We do not know how to explore the ideology of technological determinism. We simply let it colonise our thinking.

"Technoloy is ideology"

Jim Carrey, historian of technology, proposed that technology and ideology is one and one which goes beyond merely discourse. Technology shapes consciousness, directs human affairs, transform systems, displaces liberatory ideals, cancerise metaphysical space, rapes our will to become more cultural and communal, and places us on the pedestal of conspicuous consumption.

Virtual reality technologies locate us at the portal of virtual capitalism. Bio-technology is another phase in the march of technological fantasy - that the world will get better and better with these newer toys and games to play. The mutated genes gets into our agricultural environment possibly creating killer weeds, possibly carcinogenising the food we eat and possibly cancerising more and more cells with which we live.

When issues of technology, ideology, and fantasy - all these are taken together as critical analysis of what technology is there is a sense of hopelessness. Here is one example: Technology of arms production is techniques borne out of the quantification and systematisation of the human creativity gone berserk, devoid of moral conscience, let alone availed of a deep sense of reflectivity on the fate of generations ahead. How do ideas colonise us and how do our politicians continue to import and impose these ideas onto the people who are vulnerable to these social changes? The answer may lie in hegemony.
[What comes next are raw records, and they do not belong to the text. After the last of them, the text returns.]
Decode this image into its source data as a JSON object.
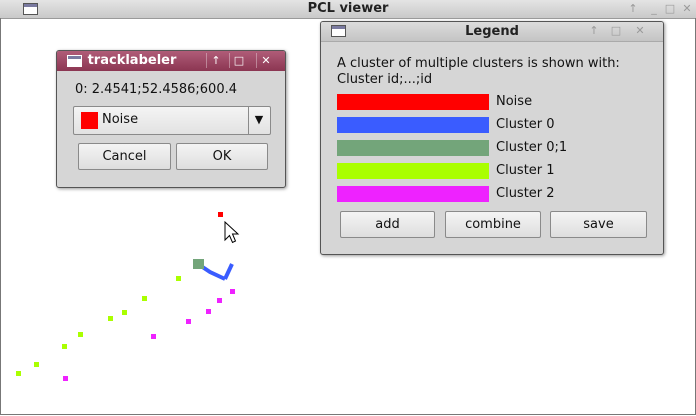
{
  "main_window": {
    "title": "PCL viewer"
  },
  "tracklabeler": {
    "title": "tracklabeler",
    "coordinates": "0: 2.4541;52.4586;600.4",
    "select": {
      "value": "Noise",
      "color": "#ff0000"
    },
    "cancel_label": "Cancel",
    "ok_label": "OK",
    "title_color": "#9c4764"
  },
  "legend": {
    "title": "Legend",
    "description_line1": "A cluster of multiple clusters is shown with:",
    "description_line2": "Cluster id;...;id",
    "items": [
      {
        "label": "Noise",
        "color": "#ff0000"
      },
      {
        "label": "Cluster 0",
        "color": "#3a5cff"
      },
      {
        "label": "Cluster 0;1",
        "color": "#73a57a"
      },
      {
        "label": "Cluster 1",
        "color": "#aaff00"
      },
      {
        "label": "Cluster 2",
        "color": "#ee22ff"
      }
    ],
    "add_label": "add",
    "combine_label": "combine",
    "save_label": "save"
  }
}
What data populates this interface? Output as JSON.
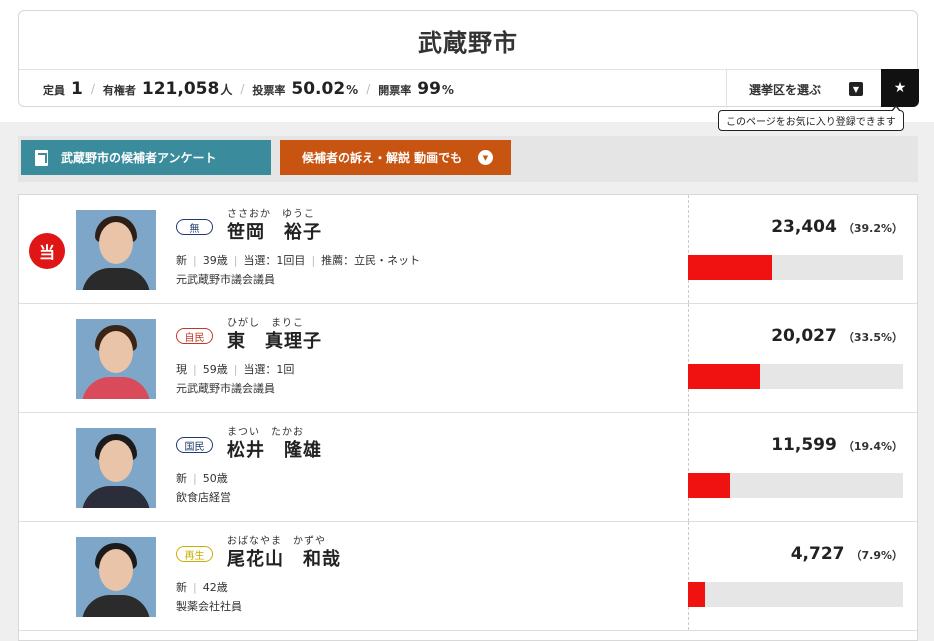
{
  "header": {
    "city": "武蔵野市",
    "stats": [
      {
        "label": "定員",
        "value": "1",
        "unit": ""
      },
      {
        "label": "有権者",
        "value": "121,058",
        "unit": "人"
      },
      {
        "label": "投票率",
        "value": "50.02",
        "unit": "%"
      },
      {
        "label": "開票率",
        "value": "99",
        "unit": "%"
      }
    ],
    "district_select_label": "選挙区を選ぶ",
    "favorite_tooltip": "このページをお気に入り登録できます"
  },
  "buttons": {
    "survey": "武蔵野市の候補者アンケート",
    "video": "候補者の訴え・解説 動画でも"
  },
  "elected_mark": "当",
  "candidates": [
    {
      "elected": true,
      "party": "無",
      "party_color": "#1f3c6e",
      "kana": "ささおか　ゆうこ",
      "name": "笹岡　裕子",
      "status": "新",
      "age": "39歳",
      "wins": "当選：1回目",
      "endorsement": "推薦：立民・ネット",
      "career": "元武蔵野市議会議員",
      "votes": "23,404",
      "percent": "（39.2%）",
      "share": 0.392,
      "photo_hair": "#2d1f18",
      "photo_body": "#2a2a2a",
      "photo_bg": "#7ea6c9"
    },
    {
      "elected": false,
      "party": "自民",
      "party_color": "#c0392b",
      "kana": "ひがし　まりこ",
      "name": "東　真理子",
      "status": "現",
      "age": "59歳",
      "wins": "当選：1回",
      "endorsement": "",
      "career": "元武蔵野市議会議員",
      "votes": "20,027",
      "percent": "（33.5%）",
      "share": 0.335,
      "photo_hair": "#3a2416",
      "photo_body": "#d94b5a",
      "photo_bg": "#7ea6c9"
    },
    {
      "elected": false,
      "party": "国民",
      "party_color": "#1f3c6e",
      "kana": "まつい　たかお",
      "name": "松井　隆雄",
      "status": "新",
      "age": "50歳",
      "wins": "",
      "endorsement": "",
      "career": "飲食店経営",
      "votes": "11,599",
      "percent": "（19.4%）",
      "share": 0.194,
      "photo_hair": "#1b1b1b",
      "photo_body": "#2b2d3a",
      "photo_bg": "#7ea6c9"
    },
    {
      "elected": false,
      "party": "再生",
      "party_color": "#c9b000",
      "kana": "おばなやま　かずや",
      "name": "尾花山　和哉",
      "status": "新",
      "age": "42歳",
      "wins": "",
      "endorsement": "",
      "career": "製薬会社社員",
      "votes": "4,727",
      "percent": "（7.9%）",
      "share": 0.079,
      "photo_hair": "#1b1b1b",
      "photo_body": "#2b2b2b",
      "photo_bg": "#7ea6c9"
    }
  ]
}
In between our natural self and the world we inhabit lies ‘spaces of knowledge and power, as Michel Foucault says. This space alienates human beings and create ‘habituses’ of people. We are moving into another phase of developmentalism: the Age of Bio-Tech Malaysia. But what is it all about and how do we test its long-term impact on society?

"Technological determinism"

American Historian David Nobel in America by Design wrote extensively on the role of these corporations and the kinds of research and development, which have characterised not only the way science developed but also how it has affected public policy.

David Nye's story of electrification of America is also a story of the Internet as it colonises public sphere and brings with it the ideology that “technology is neutral and devoid of human constitutive interests”. In essence, I propose that technological determinism is an ideology itself which masks the human actors, the corporations, and those involved in the production, reproduction, coding, signaling, symbolising - and mystifying the masses.

Only a radical critique of ideology, an Ideologiekritik as Jurgen Habermas says - a cognitive praxis which contains the analysing of knowledge claims vis-a-vis human constituted interest might be a starting point in looking at these claims; claims such as one made by Nicholas Negroponte or Digital Gurus who roam the earth in search of nations to digitise.

Are we imitating the Western mind? Are we becoming too logical, too rationalising, too relativising, and too scientistic to see the qualitative dimension of Nature from an eco-philosophical perspective? I suspect so - based on the educational system we have built for our nation and based on the nature of human capital revolution we have engineered with the help of outside colonisers. Or are we doomed to perpetually engineer and plan destruction so that the human ecosystem can continue to be infiltrated by genetically-modified crops that will mutate and carry consequences against what the natural world is designed to accommodate?

Technology is artifact. Artifacts have creators. Creators are people. And people have politics. Where will technological determinism as ideology be if we could name the shadows on the wall of the cave?

Let us gather our own homegrown intellectuals together with the leaders of our grassroots movement and enlightened and rakyat-friendly NGOs to debate on this issue, so that the new discourse on development will not be dominated by the members of the International Advisory Panel.

Let the rakyat speak. Let them speak, in their own language, of the meaning of appropriate technology and available resources that do not alienate them and create bigger spaces of knowledge and power between the have and the have-nots, between the powerful and the powerless.

We are fundamentally an organic nation - not a genetically-altered polity.